U.S. Small-Business Optimism Slumps to Seven-Month Low
(Bloomberg) -- U.S. small-business optimism slumped in December to a seven-month low as Covid-19 infections spread at a record rate and governments tightened restrictions on activity.
The National Federation of Independent Business index of sentiment decreased by 5.5 points to 95.9, the group said Tuesday. The figure was weaker than the median projection of 100.2 in a Bloomberg survey of economists.
Nine out of the 10 subindexes declined in December. As renewed lockdown measures continue to weigh on business activity, sales expectations dropped to minus 4%, the lowest since May.
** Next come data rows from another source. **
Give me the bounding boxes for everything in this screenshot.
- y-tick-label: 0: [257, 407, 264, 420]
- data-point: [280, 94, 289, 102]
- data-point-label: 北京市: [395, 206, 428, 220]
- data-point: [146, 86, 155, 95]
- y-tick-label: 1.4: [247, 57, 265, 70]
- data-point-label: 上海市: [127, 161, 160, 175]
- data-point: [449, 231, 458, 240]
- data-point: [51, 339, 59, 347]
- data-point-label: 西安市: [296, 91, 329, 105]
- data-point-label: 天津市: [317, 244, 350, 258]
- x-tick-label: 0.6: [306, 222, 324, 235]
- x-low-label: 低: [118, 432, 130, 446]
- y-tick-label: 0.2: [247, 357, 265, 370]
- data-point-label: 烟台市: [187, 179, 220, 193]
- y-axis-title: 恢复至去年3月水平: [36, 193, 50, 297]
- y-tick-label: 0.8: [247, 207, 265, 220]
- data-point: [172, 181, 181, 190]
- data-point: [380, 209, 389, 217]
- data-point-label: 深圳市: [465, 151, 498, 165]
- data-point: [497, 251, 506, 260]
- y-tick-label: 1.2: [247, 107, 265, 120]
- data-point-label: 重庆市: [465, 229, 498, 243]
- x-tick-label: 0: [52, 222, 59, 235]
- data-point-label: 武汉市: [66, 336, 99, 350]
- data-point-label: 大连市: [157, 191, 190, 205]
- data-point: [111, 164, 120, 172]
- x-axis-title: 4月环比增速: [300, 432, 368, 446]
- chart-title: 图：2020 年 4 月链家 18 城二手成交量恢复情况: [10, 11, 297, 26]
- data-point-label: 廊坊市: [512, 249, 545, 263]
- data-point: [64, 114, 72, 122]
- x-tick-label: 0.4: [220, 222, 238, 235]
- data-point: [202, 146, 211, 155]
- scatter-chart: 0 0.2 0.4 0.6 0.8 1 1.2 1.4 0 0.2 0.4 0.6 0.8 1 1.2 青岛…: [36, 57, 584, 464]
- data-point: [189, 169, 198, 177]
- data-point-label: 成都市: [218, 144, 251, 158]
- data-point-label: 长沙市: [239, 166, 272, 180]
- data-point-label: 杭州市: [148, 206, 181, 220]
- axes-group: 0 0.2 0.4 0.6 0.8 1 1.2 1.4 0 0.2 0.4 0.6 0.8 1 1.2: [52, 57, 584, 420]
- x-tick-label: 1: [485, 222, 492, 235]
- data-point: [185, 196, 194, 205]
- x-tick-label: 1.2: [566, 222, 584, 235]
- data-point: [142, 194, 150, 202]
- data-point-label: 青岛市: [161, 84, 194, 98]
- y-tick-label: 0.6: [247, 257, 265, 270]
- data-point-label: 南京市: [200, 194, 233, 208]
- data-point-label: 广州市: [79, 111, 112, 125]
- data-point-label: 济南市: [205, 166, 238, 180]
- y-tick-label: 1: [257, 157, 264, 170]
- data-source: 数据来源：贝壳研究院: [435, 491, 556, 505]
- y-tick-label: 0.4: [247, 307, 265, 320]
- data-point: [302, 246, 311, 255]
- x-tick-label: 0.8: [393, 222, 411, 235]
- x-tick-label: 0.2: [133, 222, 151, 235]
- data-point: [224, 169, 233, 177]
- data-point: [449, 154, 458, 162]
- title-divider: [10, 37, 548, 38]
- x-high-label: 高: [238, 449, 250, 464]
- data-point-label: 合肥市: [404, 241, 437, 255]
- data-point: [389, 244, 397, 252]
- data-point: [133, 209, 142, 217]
Additionally, a gauge of owners’ outlook for general business conditions fell to the lowest level since April 2016.
“Business restrictions and consumer spending shifts are still firmly in place and will be until the spread of Covid-19 is largely curbed,” Bill Dunkelberg, NFIB chief economist, said in a statement. “The U.S. economy moves into 2021 with many of the same challenges it faced in 2020 but new opportunities and challenges will certainly change the landscape going forward and small businesses will continue to adjust accordingly.”
The share of business owners thinking it’s a good time to expand business decreased 4 percentage points to 8%. Plans to add jobs and make capital expenditures also deteriorated.